In discussing the potential source of the quotation, it was tracked down at least as far as Amdahl in 1983. Others said they had heard it 30 years ago (from 2007, which tracks it back to 1977).
In 2009, Gosling went on to follow up on 29 of these and similar statistics, looking for their sources, and determined that in the vast majority of cases, they either couldn’t be sourced or were wildly out of date.
And yet the same data loss statistics still get quoted. Less than a year ago, business backup company Code 42 trotted them out again, attributing “60% of companies that lose their data will go out of business with 6 months of the disaster” to Computer Troubleshooters the previous year. If you go to Computer Troubleshooters, it in turn lists a whole series of statistics, attributed to VaultLogix – but with no source and no date.
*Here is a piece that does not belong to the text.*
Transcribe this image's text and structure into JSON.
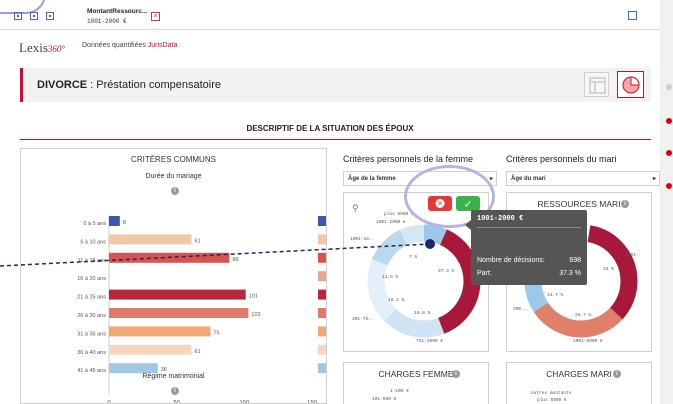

Moreover, the 60% VaultLogix statistic is quoted by other sites as well.
But while the provenance of the statistic is in doubt, it has what people call “truthiness” (which, incidentally, was the Merriam-Webster Word of the Year in 2006). It feels right. “Truthiness” was defined by the American Dialect Society as “the quality of preferring concepts or facts one wishes to be true, rather than concepts or facts known to be true.” As with urban legends, we’d all like to believe there’s a little boy whose dying wish is to get a lot of postcards or that Bill Gates will give money to people who share a link on Facebook. It fits our preconceived notions, so we jump on it without looking too carefully at where the data might have come from.
Now, does this mean that all such studies and quoted facts are suspect? No, not at all. A 2013 blog post from Backupify presented another list of data loss statistics. While it does include the lovely tautology “Data Loss is the #2 reason for data loss (up from #5 in 2010)” (one wonders what the #1 reason for data loss is, if not Data Loss), on the whole, the statistics it lists have more validity.
What makes these numbers more reliable? First, there’s the fact that they actually have dates attached to them, which gives them some context. Second, it’s possible to track down the actual sources of the statistics. It’s not a single out-of-context fact — or, worse, a whole list of them — passed down through the generations as gospel truth.
You really want to calculate some lost business? Figure out just how many person-hours have been wasted trying to find the source of this mythical statistic.